Ohio Canal System
40 52 39.2 N
81 35 01.4 W
The engineering of the Ohio Canal System, a complex system of canals, bridges and dams totaling over 1,015 miles in length, produced the largest manmade lake in the world at the time, and was one of the greatest civil engineering feats of the early 1800s.
"Through the canal's stone locks passed wooden boats carrying the people and goods which enabled a poor young frontier site to grow by leaps and bounds into a great industrial area." — Akron Beacon Journal, July 11, 1980
Between 1825 and 1847 the State of Ohio constructed 1,000 miles of canals and feeder canals, 33,000 acres of reservoir surface area, 29 dams across streams, 294 lift locks, 44 aqueducts and many smaller structures at a cost of about 16 million dollars. The network of navigable canals provided a system of economical transportation where none had previously existed; the young state, with its isolated frontier lifestyle, was transformed almost overnight into a thriving segment of the nation's economy. The canals opened many markets for its agricultural and industrial products, and drew thousands of immigrants to Ohio.
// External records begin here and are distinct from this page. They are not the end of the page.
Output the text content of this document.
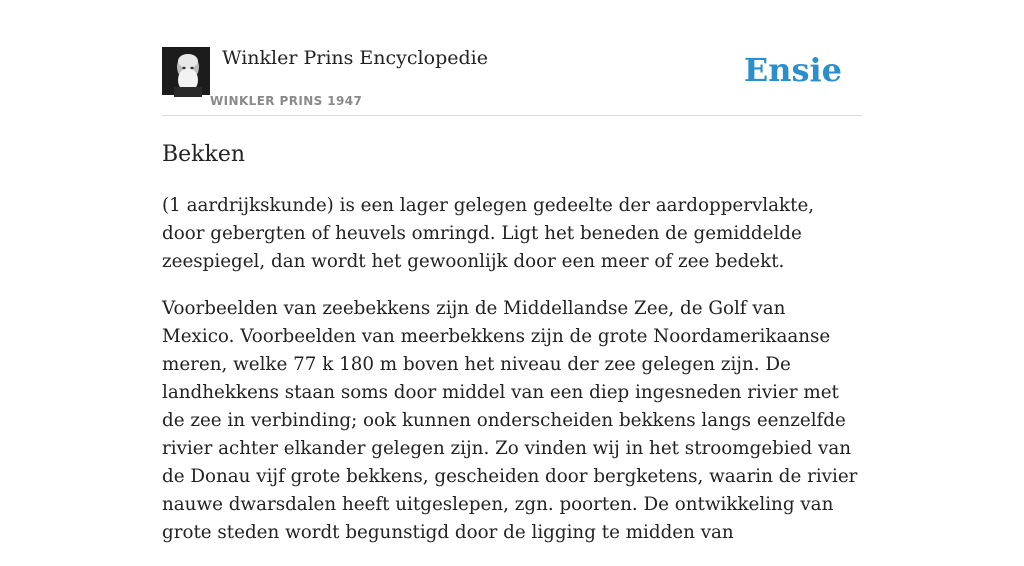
Winkler Prins Encyclopedie
WINKLER PRINS 1947
Ensie
Bekken

(1 aardrijkskunde) is een lager gelegen gedeelte der aardoppervlakte, door gebergten of heuvels omringd. Ligt het beneden de gemiddelde zeespiegel, dan wordt het gewoonlijk door een meer of zee bedekt.

Voorbeelden van zeebekkens zijn de Middellandse Zee, de Golf van Mexico. Voorbeelden van meerbekkens zijn de grote Noordamerikaanse meren, welke 77 k 180 m boven het niveau der zee gelegen zijn. De landhekkens staan soms door middel van een diep ingesneden rivier met de zee in verbinding; ook kunnen onderscheiden bekkens langs eenzelfde rivier achter elkander gelegen zijn. Zo vinden wij in het stroomgebied van de Donau vijf grote bekkens, gescheiden door bergketens, waarin de rivier nauwe dwarsdalen heeft uitgeslepen, zgn. poorten. De ontwikkeling van grote steden wordt begunstigd door de ligging te midden van
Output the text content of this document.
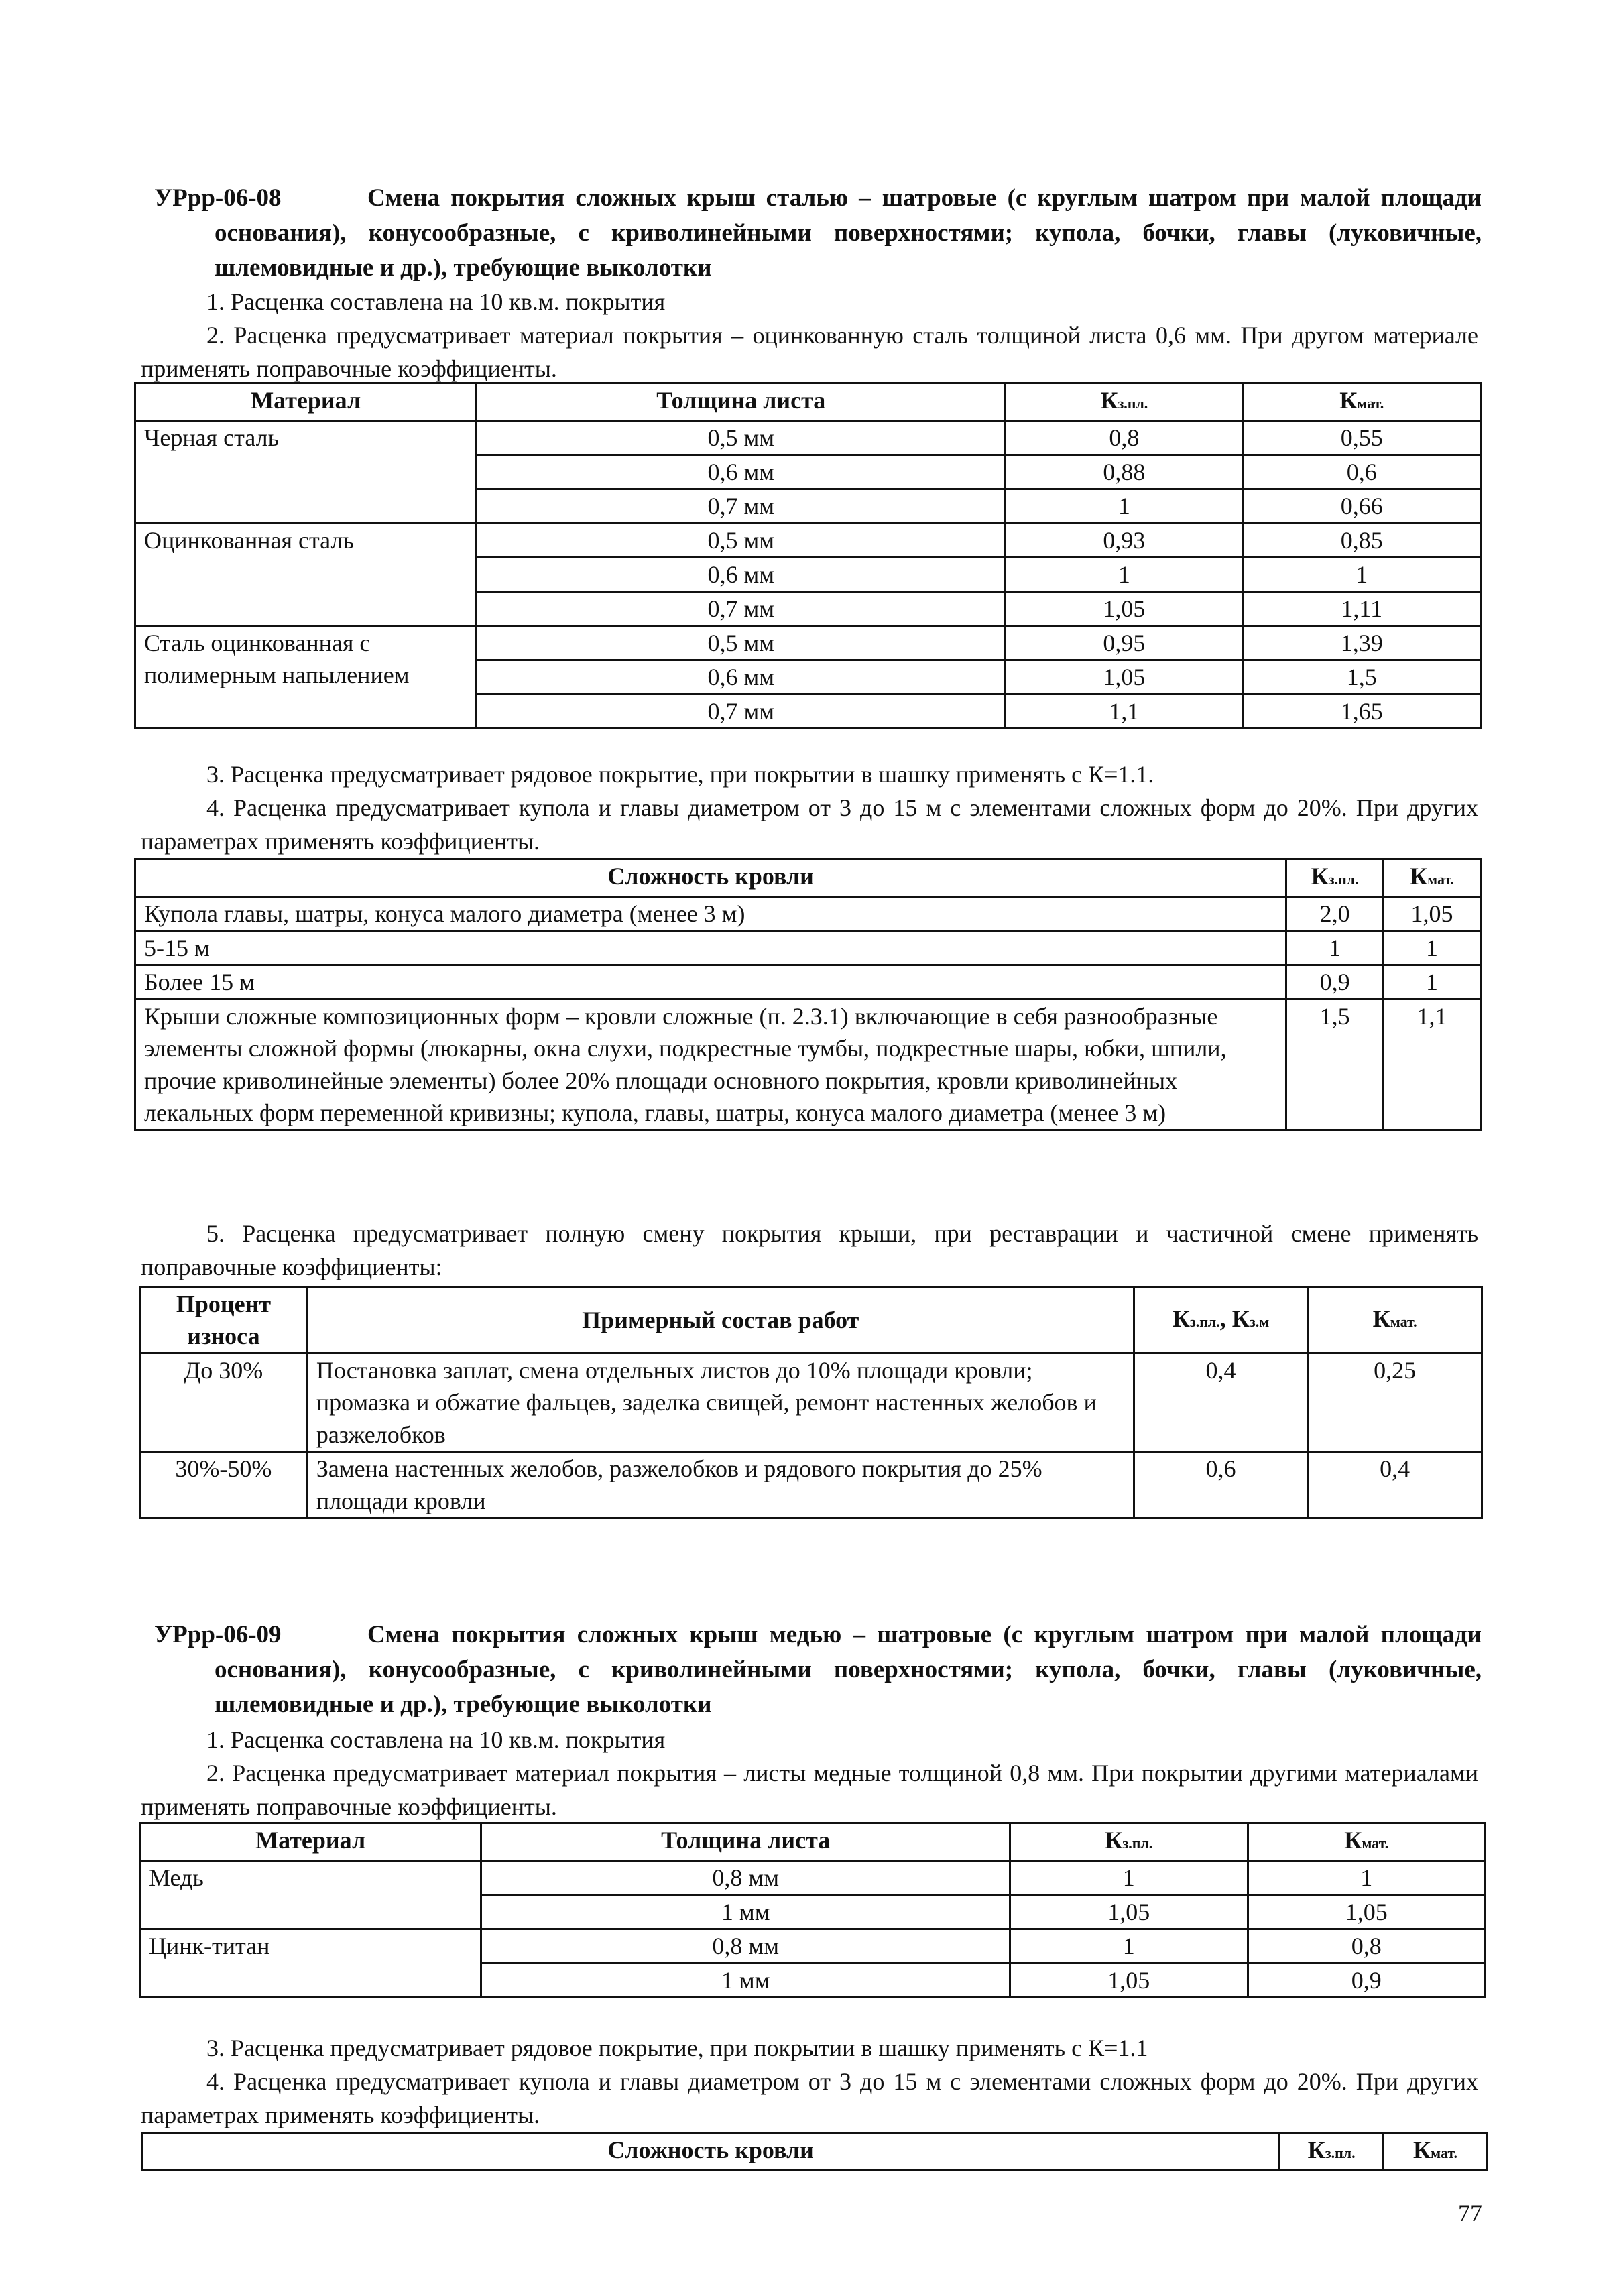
УРрр-06-08	Смена покрытия сложных крыш сталью – шатровые (с круглым шатром при малой площади основания), конусообразные, с криволинейными поверхностями; купола, бочки, главы (луковичные, шлемовидные и др.), требующие выколотки
1. Расценка составлена на 10 кв.м. покрытия
2. Расценка предусматривает материал покрытия – оцинкованную сталь толщиной листа 0,6 мм. При другом материале применять поправочные коэффициенты.
Материал	Толщина листа	Кз.пл.	Кмат.
Черная сталь	0,5 мм	0,8	0,55
	0,6 мм	0,88	0,6
	0,7 мм	1	0,66
Оцинкованная сталь	0,5 мм	0,93	0,85
	0,6 мм	1	1
	0,7 мм	1,05	1,11
Сталь оцинкованная с полимерным напылением	0,5 мм	0,95	1,39
	0,6 мм	1,05	1,5
	0,7 мм	1,1	1,65
3. Расценка предусматривает рядовое покрытие, при покрытии в шашку применять с К=1.1.
4. Расценка предусматривает купола и главы диаметром от 3 до 15 м с элементами сложных форм до 20%. При других параметрах применять коэффициенты.
Сложность кровли	Кз.пл.	Кмат.
Купола главы, шатры, конуса малого диаметра (менее 3 м)	2,0	1,05
5-15 м	1	1
Более 15 м	0,9	1
Крыши сложные композиционных форм – кровли сложные (п. 2.3.1) включающие в себя разнообразные элементы сложной формы (люкарны, окна слухи, подкрестные тумбы, подкрестные шары, юбки, шпили, прочие криволинейные элементы) более 20% площади основного покрытия, кровли криволинейных лекальных форм переменной кривизны; купола, главы, шатры, конуса малого диаметра (менее 3 м)	1,5	1,1
5. Расценка предусматривает полную смену покрытия крыши, при реставрации и частичной смене применять поправочные коэффициенты:
Процент износа	Примерный состав работ	Кз.пл., Кз.м	Кмат.
До 30%	Постановка заплат, смена отдельных листов до 10% площади кровли; промазка и обжатие фальцев, заделка свищей, ремонт настенных желобов и разжелобков	0,4	0,25
30%-50%	Замена настенных желобов, разжелобков и рядового покрытия до 25% площади кровли	0,6	0,4
УРрр-06-09	Смена покрытия сложных крыш медью – шатровые (с круглым шатром при малой площади основания), конусообразные, с криволинейными поверхностями; купола, бочки, главы (луковичные, шлемовидные и др.), требующие выколотки
1. Расценка составлена на 10 кв.м. покрытия
2. Расценка предусматривает материал покрытия – листы медные толщиной 0,8 мм. При покрытии другими материалами применять поправочные коэффициенты.
Материал	Толщина листа	Кз.пл.	Кмат.
Медь	0,8 мм	1	1
	1 мм	1,05	1,05
Цинк-титан	0,8 мм	1	0,8
	1 мм	1,05	0,9
3. Расценка предусматривает рядовое покрытие, при покрытии в шашку применять с К=1.1
4. Расценка предусматривает купола и главы диаметром от 3 до 15 м с элементами сложных форм до 20%. При других параметрах применять коэффициенты.
Сложность кровли	Кз.пл.	Кмат.
77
There were relatively few problems to overcome in the construction of the canal system because there were no mountain ranges to "lock" over and most of the route was fairly level. Supplying water to the summit points required building dams across rivers to create reservoirs at levels higher than the canals.
Today a few deep excavations, high earthen embankments, and large structures of timber and cut stone are all that remain of Ohio's first transportation system.
- Shank, William H., PE, Towpaths to Tugboats, American Canal and Transportation Center, 1982.